Experimental program
Comparison scheme
Effect test

Embodiment 1

[0022] Example 1: Acquisition of polybrominated diphenyl ether recognition gene elements

[0023] Configure inorganic salt medium, and each liter of water contains the following substances (g / L): Na 2 HPO 4 12H 2 O 2.0, KH 2 PO 4 0.7, NH 4 Cl 0.5, NaCl 0.3, MgSO 4 ·7H 2 O 0.1, CaSO 4 2H 2 O 0.05, FeCl 3 ·6H 2 O 0.2×10 -3 、NaMoO 4 0.2×10 -3 , MnCl 2 4H 2 O 0.2×10 -3 , CuCl 2 2H 2 O 0.2×10 -3 , ZnSO 4 0.2×10 -3 、H 3 BO 3 0.3×10 -3 、CoCl 2 ·6H 2 O 0.4×10 -3 , peptone 0.2, yeast extract 1.0, glucose 5.0. Inoculate S. xenophagum hydrophobic strain C1 (=CCTCC AB 2015198=KCTC 42740) and hydrophilic strain C2 (=CCTCC AB2015427=KCTC 52051) into LB liquid medium, culture in a shaker at 200rpm / min at 30°C To logarithmic growth phase, cell OD 600 The value is about 1.0. Centrifuge at 10,000×g for 10 minutes, remove the supernatant, and collect the bacteria. After washing the cells twice with inorganic salt medium, resuspend the cells with a certain volume...

Embodiment 2

[0026] Example 2: Analysis of the activity and characteristics of polybrominated diphenyl ether recognition elements

[0027] Activity analysis was performed on the four candidate PBDE recognition gene elements obtained above. By synthesizing genes at Sangon Bioengineering (Shanghai) Co., Ltd., the coding sequence of firefly luciferase small peptide HiBiT (5′-GTGAGCGGCTGGCGGCTGTTCAAGAAGATTAGC- 3'), synthesis includes about 500bp upstream of each candidate gene including the gene of the promoter sequence, and designs BamHI and XhoI restriction sites at both ends of the gene fragment respectively (the 5' and 3' ends of chr1_1106 synthetic gene contain EcoRI and XhoI enzymes respectively cutting point).

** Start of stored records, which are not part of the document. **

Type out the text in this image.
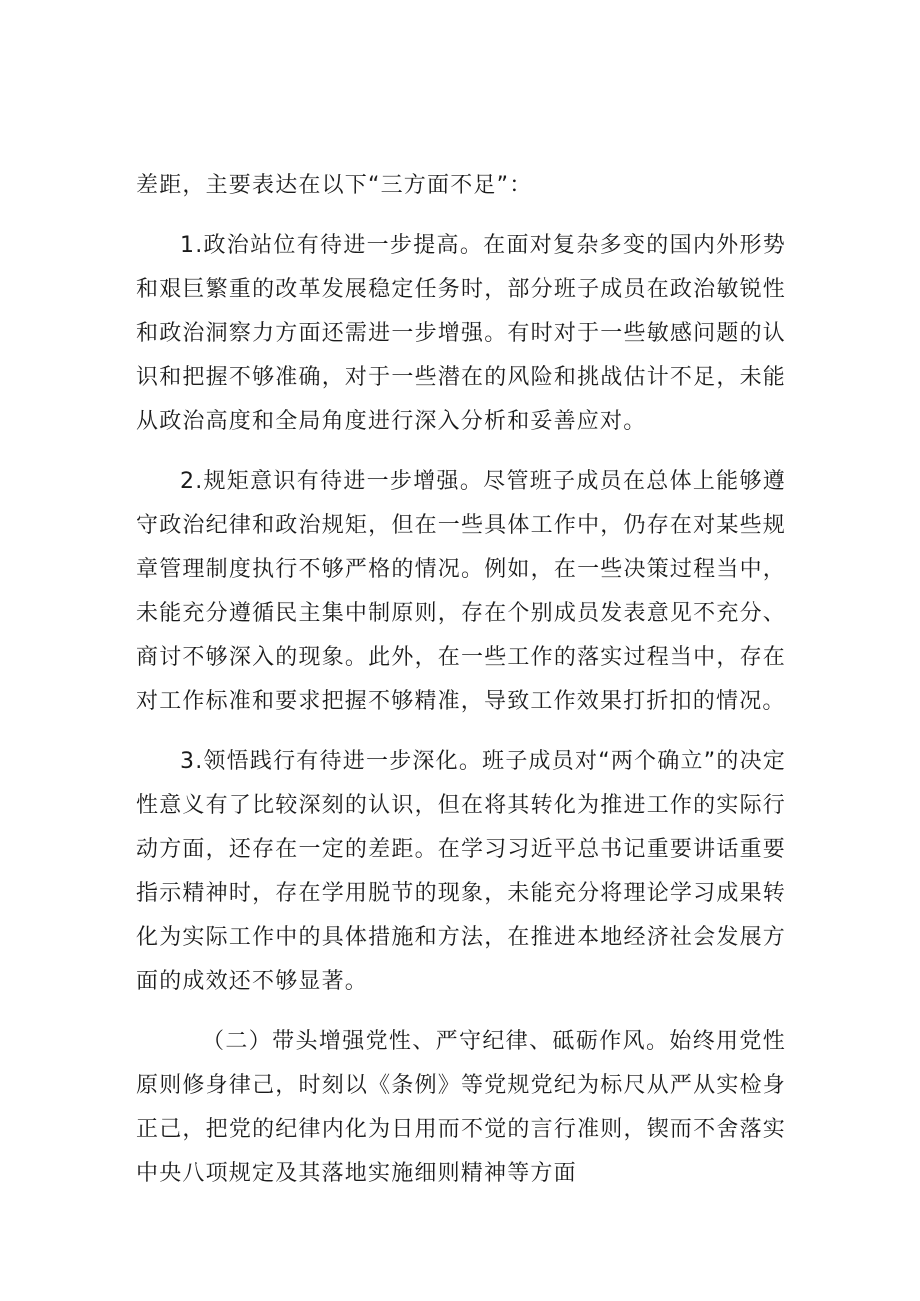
差距，主要表达在以下“三方面不足”：

1.政治站位有待进一步提高。在面对复杂多变的国内外形势和艰巨繁重的改革发展稳定任务时，部分班子成员在政治敏锐性和政治洞察力方面还需进一步增强。有时对于一些敏感问题的认识和把握不够准确，对于一些潜在的风险和挑战估计不足，未能从政治高度和全局角度进行深入分析和妥善应对。

2.规矩意识有待进一步增强。尽管班子成员在总体上能够遵守政治纪律和政治规矩，但在一些具体工作中，仍存在对某些规章管理制度执行不够严格的情况。例如，在一些决策过程当中，未能充分遵循民主集中制原则，存在个别成员发表意见不充分、商讨不够深入的现象。此外，在一些工作的落实过程当中，存在对工作标准和要求把握不够精准，导致工作效果打折扣的情况。

3.领悟践行有待进一步深化。班子成员对“两个确立”的决定性意义有了比较深刻的认识，但在将其转化为推进工作的实际行动方面，还存在一定的差距。在学习习近平总书记重要讲话重要指示精神时，存在学用脱节的现象，未能充分将理论学习成果转化为实际工作中的具体措施和方法，在推进本地经济社会发展方面的成效还不够显著。

（二）带头增强党性、严守纪律、砥砺作风。始终用党性原则修身律己，时刻以《条例》等党规党纪为标尺从严从实检身正己，把党的纪律内化为日用而不觉的言行准则，锲而不舍落实中央八项规定及其落地实施细则精神等方面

After gene synthesis, use TaKaRa's BamHI and XhoI restriction endonucleases to treat chr1_2605, chr1_2170 and chr1_2466 synthetic gene fragments and pET24a expression vectors in K buffer at 37 °C, use TaKaRa's EcoRI and XhoI restriction endonucleases in H buffer The chr1_1106 sy...

Embodiment 3

[0031] Example 3: Construction and performance analysis of a whole-cell microbial sensor for monitoring polybrominated diphenyl ethers

[0032] Synthetic primer 2466U (5'- GGATCC GCGGCGAAGGCATCTATAT-3') and primer 2466D (5'-GCGTCTTCCATTTCGGGATAATAGCC-3'), amplify chr1_2466 gene (its nucleotide sequence is as shown in SEQ ID NO.1) and its upstream 507bp sequence (its nucleotide sequence is as shown in SEQ ID NO.1) shown in ID NO.2). Primer LucU (5′-CGGCTATTATCCCGAAATGGAAGACGCCAAAAACA-3′) and primer LucD (5′- CTCGAG TTACACGGCGATCTTTCC-3') to amplify the complete sequence of the firefly luciferase luc gene (NCBI Accession No. AB762768.1). Using 2466U (5'- GGATCC GCGGCGAAGGCATCTATAT-3′) and primer LucD (5′- CTCGAG TTACACGGCGATCTTTCC-3') performed PCR fusion on the amplified chr1_2466 and luc gene fragments to obtain the fusion fragment chr1_2466-luc containing BamHI and XhoI restriction sites at both ends respectively. Use TaKaRa's BamHI and XhoI restriction endonucleases t...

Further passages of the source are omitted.